Two post-mortems dissect last year's Bendix takeover fiasco
Was last year's sorry Bendix/Martin Marietta/Allied/United Technologies battle a product of bored, amoral, frustrated, intellectually sterile managers? Will William Agee and Mary Cunningham ever find true happiness? Is the Harvard Business School encouraging its graduates to sacrifice real growth for mere asset management? The answers to the above are yes, perhaps and possibly. At least, so say two new post-mortems on the Bendix saga, Three Plus One Equals Billions, by Allan Sloan (Arbor House; $15.95), and Till Death Do Us Part, by Hope Lampert (Harcourt Brace Jovanovich; $12.95).
By now, all of America knows generally what Sloan, a writer for the Time Inc. monthly magazine MONEY, and Lampert, a reporter for Newsweek, are writing about. Beginning last August, Bill Agee, the $900,000-a-year chairman of Bendix, tried to take over Martin Marietta. At his side as a powerful consultant was his new wife Mary Cunningham. At the time, Cunningham was not employed by Bendix, but two years earlier, as Agee's protégé, she had briefly served as vice president for strategic planning at Bendix. Agee grossly underestimated Martin Marietta's defenses. The company retaliated in Pac-Man fashion by gobbling up Bendix stock and enlisting the help of United Technologies. Sensing disaster, Bendix sold out to Allied to avoid a Marietta takeover. The drama finally ended in February, when Agee lost his job, a jolt cushioned by a "golden parachute" severance agreement worth $4.1 million. He is temporarily unemployed.
The affair gave Cunningham, Agee, investment bankers and just about everyone else who touched it a bad name. But Sloan contends the real blame lies with the values taught at the Harvard Business School, which awarded M.B.A.s to both Agee (1963) and Cunningham (1979). Sloan writes that the graduate school "does not teach how to build and operate a better mouse trap. It teaches how to outsmart, to beat out the other guy."
Sloan offers some tidbits not widely known about Agee. Examples: he dropped out of Stanford after his freshman year with some Cs and a D in Spanish and was turned down by Harvard once before getting accepted. Sloan describes Agee, 45, as an aging boy wonder who is as goof prone as the next guy. The author points out that while Agee was chief financial officer of Boise Cascade, the company used questionable accounting methods in land acquisitions. Boise Cascade lost almost $300 million in 1971 and 1972, more than half its net worth at the time.

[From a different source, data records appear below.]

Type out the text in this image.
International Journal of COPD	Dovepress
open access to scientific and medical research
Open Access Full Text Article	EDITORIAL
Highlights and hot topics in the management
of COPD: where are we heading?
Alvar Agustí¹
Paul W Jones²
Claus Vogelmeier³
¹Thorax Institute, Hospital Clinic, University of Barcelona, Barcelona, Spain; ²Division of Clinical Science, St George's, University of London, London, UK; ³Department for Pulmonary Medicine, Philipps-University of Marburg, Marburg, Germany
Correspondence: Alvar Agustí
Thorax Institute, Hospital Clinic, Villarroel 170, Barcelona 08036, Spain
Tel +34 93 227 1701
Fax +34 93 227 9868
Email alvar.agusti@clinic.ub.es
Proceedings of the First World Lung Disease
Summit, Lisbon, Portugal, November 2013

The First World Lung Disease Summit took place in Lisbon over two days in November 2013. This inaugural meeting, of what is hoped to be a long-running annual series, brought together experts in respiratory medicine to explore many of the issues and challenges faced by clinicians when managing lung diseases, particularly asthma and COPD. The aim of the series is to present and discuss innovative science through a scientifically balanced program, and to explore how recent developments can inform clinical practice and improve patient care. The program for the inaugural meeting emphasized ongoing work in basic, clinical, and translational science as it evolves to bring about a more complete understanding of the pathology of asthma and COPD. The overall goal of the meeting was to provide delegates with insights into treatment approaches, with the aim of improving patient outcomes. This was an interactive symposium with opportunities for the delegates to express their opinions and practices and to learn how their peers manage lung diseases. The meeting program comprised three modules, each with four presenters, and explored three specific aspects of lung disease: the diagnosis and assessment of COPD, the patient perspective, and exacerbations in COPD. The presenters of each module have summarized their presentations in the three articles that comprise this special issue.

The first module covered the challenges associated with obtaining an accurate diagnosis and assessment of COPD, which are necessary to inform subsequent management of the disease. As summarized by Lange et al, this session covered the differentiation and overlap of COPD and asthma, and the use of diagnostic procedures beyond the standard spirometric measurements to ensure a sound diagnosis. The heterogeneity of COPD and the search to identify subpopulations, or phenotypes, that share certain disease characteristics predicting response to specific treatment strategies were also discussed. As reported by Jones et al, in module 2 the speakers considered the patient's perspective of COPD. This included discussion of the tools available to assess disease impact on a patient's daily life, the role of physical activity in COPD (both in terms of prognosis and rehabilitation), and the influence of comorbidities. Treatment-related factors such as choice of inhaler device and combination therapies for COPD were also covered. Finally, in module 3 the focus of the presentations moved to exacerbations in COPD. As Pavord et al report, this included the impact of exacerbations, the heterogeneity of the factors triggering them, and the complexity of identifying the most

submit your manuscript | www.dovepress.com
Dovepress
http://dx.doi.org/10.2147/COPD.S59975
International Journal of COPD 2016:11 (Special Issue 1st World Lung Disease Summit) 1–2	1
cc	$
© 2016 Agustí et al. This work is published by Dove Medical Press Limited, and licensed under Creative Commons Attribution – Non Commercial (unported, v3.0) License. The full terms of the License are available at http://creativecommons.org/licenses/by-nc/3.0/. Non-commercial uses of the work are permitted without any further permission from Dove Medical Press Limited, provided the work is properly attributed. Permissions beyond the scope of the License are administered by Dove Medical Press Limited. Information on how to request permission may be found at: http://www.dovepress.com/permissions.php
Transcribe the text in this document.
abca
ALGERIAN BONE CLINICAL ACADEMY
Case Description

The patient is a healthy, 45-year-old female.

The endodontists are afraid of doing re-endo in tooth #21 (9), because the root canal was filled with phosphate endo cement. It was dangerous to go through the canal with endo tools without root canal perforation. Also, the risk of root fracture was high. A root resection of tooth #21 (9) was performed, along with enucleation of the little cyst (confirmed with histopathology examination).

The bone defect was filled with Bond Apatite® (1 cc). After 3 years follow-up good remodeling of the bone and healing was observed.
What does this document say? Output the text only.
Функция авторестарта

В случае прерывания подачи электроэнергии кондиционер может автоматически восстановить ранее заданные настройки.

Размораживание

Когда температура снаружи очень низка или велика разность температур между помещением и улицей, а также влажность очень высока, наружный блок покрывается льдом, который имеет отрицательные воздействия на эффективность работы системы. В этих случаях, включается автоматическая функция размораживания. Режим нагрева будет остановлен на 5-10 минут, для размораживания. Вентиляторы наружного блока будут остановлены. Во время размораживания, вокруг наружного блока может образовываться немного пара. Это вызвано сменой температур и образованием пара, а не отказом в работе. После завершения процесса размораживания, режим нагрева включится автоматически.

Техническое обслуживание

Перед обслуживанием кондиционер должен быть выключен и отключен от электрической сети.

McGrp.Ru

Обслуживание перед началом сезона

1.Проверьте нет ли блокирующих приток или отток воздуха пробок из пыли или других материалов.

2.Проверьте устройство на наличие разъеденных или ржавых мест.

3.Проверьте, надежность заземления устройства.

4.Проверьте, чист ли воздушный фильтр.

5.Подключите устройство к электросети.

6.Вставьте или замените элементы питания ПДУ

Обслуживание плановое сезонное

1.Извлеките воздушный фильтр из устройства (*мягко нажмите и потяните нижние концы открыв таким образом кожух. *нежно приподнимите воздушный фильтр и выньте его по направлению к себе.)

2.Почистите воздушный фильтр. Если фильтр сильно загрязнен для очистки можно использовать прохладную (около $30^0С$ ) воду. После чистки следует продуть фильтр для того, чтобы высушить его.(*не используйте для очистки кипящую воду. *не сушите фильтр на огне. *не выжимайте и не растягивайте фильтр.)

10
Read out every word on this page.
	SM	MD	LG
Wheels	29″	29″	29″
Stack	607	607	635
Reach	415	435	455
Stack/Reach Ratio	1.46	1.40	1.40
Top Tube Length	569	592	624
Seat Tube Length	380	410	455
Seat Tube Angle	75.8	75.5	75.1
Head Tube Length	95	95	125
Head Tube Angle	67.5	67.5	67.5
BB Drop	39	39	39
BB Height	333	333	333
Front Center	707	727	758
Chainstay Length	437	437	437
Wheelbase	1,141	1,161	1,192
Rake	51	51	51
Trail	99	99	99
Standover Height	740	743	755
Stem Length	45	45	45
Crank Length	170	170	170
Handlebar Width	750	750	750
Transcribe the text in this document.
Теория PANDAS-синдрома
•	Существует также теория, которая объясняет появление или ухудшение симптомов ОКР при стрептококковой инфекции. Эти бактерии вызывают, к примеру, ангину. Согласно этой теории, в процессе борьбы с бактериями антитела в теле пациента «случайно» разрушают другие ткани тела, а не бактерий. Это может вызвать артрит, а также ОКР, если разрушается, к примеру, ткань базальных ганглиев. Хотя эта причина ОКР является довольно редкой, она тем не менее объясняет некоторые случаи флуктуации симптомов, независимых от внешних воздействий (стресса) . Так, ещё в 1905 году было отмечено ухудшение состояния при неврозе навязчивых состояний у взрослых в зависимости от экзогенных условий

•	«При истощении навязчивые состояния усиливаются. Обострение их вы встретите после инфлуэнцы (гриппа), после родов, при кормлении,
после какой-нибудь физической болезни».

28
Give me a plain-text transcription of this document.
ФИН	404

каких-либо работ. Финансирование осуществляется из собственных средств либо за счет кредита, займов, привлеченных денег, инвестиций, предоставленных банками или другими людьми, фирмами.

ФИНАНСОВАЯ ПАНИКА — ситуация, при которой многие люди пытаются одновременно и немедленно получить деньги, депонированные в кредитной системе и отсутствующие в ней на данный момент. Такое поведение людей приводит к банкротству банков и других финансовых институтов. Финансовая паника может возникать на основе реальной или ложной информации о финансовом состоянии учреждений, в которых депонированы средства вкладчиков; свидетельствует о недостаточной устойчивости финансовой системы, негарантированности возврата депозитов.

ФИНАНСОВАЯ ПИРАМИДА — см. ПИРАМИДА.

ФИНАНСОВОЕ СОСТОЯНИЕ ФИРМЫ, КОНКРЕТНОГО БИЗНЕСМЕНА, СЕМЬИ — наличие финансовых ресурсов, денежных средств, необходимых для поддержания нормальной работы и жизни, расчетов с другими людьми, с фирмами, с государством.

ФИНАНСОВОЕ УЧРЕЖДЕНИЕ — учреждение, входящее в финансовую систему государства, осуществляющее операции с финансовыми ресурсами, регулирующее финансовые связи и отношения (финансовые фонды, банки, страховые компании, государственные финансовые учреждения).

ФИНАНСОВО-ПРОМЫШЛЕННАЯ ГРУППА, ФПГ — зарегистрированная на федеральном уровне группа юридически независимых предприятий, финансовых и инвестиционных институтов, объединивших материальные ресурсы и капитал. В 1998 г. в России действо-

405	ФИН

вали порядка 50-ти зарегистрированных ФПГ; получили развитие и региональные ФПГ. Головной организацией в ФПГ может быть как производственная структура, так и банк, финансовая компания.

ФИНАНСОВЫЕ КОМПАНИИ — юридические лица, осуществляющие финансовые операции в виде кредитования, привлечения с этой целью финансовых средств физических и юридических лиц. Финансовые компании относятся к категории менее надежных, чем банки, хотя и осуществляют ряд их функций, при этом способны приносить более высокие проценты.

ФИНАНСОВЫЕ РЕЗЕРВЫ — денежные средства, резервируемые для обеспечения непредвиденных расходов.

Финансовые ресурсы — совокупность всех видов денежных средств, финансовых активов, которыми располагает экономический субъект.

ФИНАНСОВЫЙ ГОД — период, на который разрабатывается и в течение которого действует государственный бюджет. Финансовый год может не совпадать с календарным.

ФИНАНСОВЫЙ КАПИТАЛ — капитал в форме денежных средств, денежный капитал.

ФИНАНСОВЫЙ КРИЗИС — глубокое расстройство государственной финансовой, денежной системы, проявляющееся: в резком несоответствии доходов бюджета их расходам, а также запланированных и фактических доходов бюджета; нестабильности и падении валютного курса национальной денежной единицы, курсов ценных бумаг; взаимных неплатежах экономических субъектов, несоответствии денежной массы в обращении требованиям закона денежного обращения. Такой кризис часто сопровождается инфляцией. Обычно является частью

Mary Cunningham, 31, does not come off well either. In Sloan's account, she first appears as "the Queen of Bendix" and, after her marriage to Agee in June 1982, as "the First Lady of Bendix." Sloan begins by asking a sympathetic question: "Is corporate America ready for a high-powered, brilliant young person who happens to be female?" His answer is yes, probably, but it was not ready for Mary.